If you open the Mined Customers cube in the Adventure Works DW sample project and switch to the Dimension Usage tab, you can see the data mining relationship defined between the Cluster Customers dimension and Internet Sales measure group. Open the Cube Browser to view the breakdown of Internet sales based on the Clustered Customers dimension as shown in Figure 9-13. This dimension represents the data mining model's classification of all members in the Customers dimension into 10 different clusters. To see the characteristics of each cluster, you need to review the mining model. By combining data mining results with cube data, you can make specific business decisions. For example, using the sales information shown in Figure 9-13 in combination with the characteristics of clusters defined by the data mining model, you could decide to boost sales by developing promotions or other incentives for a specific set of customers.

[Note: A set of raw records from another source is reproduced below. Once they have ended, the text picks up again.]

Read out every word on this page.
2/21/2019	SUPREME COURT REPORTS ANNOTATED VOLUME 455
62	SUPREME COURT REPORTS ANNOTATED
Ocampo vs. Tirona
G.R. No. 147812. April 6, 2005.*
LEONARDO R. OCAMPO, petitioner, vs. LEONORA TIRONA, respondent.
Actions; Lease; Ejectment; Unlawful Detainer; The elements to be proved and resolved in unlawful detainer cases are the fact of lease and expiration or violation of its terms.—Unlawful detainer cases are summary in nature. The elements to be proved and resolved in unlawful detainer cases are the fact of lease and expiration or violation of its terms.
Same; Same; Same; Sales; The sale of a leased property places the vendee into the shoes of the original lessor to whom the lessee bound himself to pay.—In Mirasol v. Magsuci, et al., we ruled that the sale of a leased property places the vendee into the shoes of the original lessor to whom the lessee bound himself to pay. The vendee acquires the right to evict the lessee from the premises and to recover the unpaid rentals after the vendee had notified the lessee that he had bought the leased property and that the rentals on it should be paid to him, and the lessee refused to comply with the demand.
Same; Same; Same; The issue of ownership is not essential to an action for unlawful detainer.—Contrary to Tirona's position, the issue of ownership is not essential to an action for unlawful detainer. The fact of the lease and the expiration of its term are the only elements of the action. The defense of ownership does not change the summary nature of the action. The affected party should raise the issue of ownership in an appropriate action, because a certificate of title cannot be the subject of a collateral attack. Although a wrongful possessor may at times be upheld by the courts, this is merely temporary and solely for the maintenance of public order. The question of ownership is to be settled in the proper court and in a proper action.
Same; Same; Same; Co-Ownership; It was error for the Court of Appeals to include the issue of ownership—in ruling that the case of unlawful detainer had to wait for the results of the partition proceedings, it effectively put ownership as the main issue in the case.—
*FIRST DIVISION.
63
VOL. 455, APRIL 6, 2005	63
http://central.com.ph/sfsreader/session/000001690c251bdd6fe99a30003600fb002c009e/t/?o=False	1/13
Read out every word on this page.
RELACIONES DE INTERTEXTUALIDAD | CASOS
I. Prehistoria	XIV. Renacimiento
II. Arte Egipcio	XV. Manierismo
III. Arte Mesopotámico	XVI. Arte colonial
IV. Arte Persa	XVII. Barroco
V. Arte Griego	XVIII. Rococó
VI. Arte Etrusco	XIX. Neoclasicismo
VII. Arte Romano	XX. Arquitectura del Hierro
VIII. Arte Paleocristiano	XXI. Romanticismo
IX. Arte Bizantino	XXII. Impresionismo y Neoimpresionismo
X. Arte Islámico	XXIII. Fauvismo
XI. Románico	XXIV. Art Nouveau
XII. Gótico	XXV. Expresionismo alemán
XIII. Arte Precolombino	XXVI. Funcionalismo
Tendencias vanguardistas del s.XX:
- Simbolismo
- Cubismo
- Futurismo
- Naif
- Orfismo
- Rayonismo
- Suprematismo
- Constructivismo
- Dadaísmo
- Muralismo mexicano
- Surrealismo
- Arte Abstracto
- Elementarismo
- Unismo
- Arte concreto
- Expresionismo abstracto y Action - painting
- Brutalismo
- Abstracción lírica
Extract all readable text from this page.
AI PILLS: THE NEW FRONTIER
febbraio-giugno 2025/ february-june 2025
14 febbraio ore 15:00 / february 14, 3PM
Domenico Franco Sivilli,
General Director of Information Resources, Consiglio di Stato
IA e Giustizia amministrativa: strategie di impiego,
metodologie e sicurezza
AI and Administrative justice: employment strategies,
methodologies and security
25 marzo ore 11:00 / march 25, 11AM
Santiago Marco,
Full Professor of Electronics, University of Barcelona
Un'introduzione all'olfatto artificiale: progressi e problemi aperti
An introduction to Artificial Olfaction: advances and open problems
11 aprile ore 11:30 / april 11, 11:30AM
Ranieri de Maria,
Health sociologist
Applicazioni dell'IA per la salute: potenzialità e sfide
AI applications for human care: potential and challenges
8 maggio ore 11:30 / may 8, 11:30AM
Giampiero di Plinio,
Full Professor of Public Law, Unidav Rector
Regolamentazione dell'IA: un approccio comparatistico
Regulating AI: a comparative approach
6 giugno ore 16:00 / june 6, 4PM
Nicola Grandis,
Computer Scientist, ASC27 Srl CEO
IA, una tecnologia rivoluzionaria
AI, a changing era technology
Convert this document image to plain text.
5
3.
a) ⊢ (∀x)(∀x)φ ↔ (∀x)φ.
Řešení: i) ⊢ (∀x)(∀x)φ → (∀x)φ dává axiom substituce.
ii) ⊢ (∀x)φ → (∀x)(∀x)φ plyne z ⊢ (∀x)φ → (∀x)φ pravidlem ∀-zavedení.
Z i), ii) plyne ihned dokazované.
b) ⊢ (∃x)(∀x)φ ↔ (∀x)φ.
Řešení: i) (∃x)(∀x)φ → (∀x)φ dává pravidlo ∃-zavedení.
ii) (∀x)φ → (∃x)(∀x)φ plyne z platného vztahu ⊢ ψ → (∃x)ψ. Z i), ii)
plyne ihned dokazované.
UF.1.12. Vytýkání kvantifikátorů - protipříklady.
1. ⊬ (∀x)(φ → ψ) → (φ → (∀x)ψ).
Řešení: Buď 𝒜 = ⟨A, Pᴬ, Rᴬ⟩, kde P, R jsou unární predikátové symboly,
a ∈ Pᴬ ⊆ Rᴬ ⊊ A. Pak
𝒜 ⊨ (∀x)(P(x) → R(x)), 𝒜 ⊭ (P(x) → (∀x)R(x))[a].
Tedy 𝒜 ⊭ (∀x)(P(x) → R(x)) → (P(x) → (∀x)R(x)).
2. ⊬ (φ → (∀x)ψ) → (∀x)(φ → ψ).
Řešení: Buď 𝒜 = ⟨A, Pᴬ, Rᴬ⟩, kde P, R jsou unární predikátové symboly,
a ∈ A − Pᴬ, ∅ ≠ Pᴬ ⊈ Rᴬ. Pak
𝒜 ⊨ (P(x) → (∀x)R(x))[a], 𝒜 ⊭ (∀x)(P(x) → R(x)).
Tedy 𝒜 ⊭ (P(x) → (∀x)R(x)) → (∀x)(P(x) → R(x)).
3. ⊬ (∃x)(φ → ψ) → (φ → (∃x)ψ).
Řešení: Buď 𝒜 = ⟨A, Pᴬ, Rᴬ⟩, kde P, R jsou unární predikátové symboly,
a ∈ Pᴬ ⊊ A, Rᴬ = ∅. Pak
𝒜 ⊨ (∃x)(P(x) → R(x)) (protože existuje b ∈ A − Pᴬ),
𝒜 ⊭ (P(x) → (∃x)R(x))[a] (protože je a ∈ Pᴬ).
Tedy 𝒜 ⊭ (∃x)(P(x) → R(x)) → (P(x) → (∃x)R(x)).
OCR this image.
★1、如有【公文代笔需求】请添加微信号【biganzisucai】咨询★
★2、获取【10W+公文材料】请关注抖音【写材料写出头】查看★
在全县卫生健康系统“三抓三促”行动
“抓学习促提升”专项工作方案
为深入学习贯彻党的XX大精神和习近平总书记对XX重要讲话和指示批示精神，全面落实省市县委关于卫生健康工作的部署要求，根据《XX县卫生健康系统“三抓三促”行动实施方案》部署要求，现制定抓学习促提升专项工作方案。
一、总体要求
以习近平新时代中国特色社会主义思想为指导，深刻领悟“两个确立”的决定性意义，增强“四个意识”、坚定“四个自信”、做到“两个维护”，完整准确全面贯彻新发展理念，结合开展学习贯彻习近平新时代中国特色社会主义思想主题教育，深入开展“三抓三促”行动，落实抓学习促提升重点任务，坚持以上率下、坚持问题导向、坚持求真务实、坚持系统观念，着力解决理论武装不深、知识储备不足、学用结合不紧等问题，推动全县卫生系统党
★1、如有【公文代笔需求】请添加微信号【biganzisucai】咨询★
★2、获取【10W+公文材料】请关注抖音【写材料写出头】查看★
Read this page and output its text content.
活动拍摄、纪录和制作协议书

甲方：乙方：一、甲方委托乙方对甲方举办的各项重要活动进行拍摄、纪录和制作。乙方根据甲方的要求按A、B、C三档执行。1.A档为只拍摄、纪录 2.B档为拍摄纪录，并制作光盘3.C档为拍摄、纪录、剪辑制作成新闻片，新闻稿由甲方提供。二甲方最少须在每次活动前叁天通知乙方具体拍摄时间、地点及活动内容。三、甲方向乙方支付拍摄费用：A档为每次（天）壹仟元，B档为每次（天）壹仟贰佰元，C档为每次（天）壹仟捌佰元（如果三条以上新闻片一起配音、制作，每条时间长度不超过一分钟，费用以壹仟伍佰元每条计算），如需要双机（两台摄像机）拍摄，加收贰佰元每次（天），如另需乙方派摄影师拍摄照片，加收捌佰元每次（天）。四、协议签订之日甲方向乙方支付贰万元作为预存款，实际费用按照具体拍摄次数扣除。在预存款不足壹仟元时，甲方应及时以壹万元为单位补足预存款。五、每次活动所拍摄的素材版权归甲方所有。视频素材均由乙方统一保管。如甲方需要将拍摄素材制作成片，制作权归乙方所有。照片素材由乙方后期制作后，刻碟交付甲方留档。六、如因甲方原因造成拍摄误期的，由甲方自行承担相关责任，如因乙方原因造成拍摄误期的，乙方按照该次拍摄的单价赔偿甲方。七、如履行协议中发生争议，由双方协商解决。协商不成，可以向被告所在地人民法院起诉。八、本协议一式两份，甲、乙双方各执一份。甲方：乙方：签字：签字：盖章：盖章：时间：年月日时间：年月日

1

A role-playing dimension is a database dimension that acts as multiple dimensions within a cube. Instead of requiring to create two database dimensions that serve different purposes, but depend on the same data source table(s), a single database dimension can be used to create separate cube dimensions. For example, if you have a geography dimension as a database dimension, you can add it to a cube as Customer Geography and Employee Geography cube dimensions. Similarly, you can have one Time dimension called Date, and then you can add Ship Date and Received Date as cube dimensions. In these examples, Geography and Date dimensions are role-playing dimensions because they can each serve different roles within the same cube.
Figure 9-14 shows how the Date dimension is used as a role-playing dimension in the Adventure Works cube of the Adventure Works DW sample project. The Date dimension plays the role of three date dimensions: Date, Ship Date, and Delivery Date. When a dimension plays multiple roles in a single measure group, the fact table for the measure group contains one foreign key column for each role, each of which must have a relationship to a single dimension table defined in the DSV.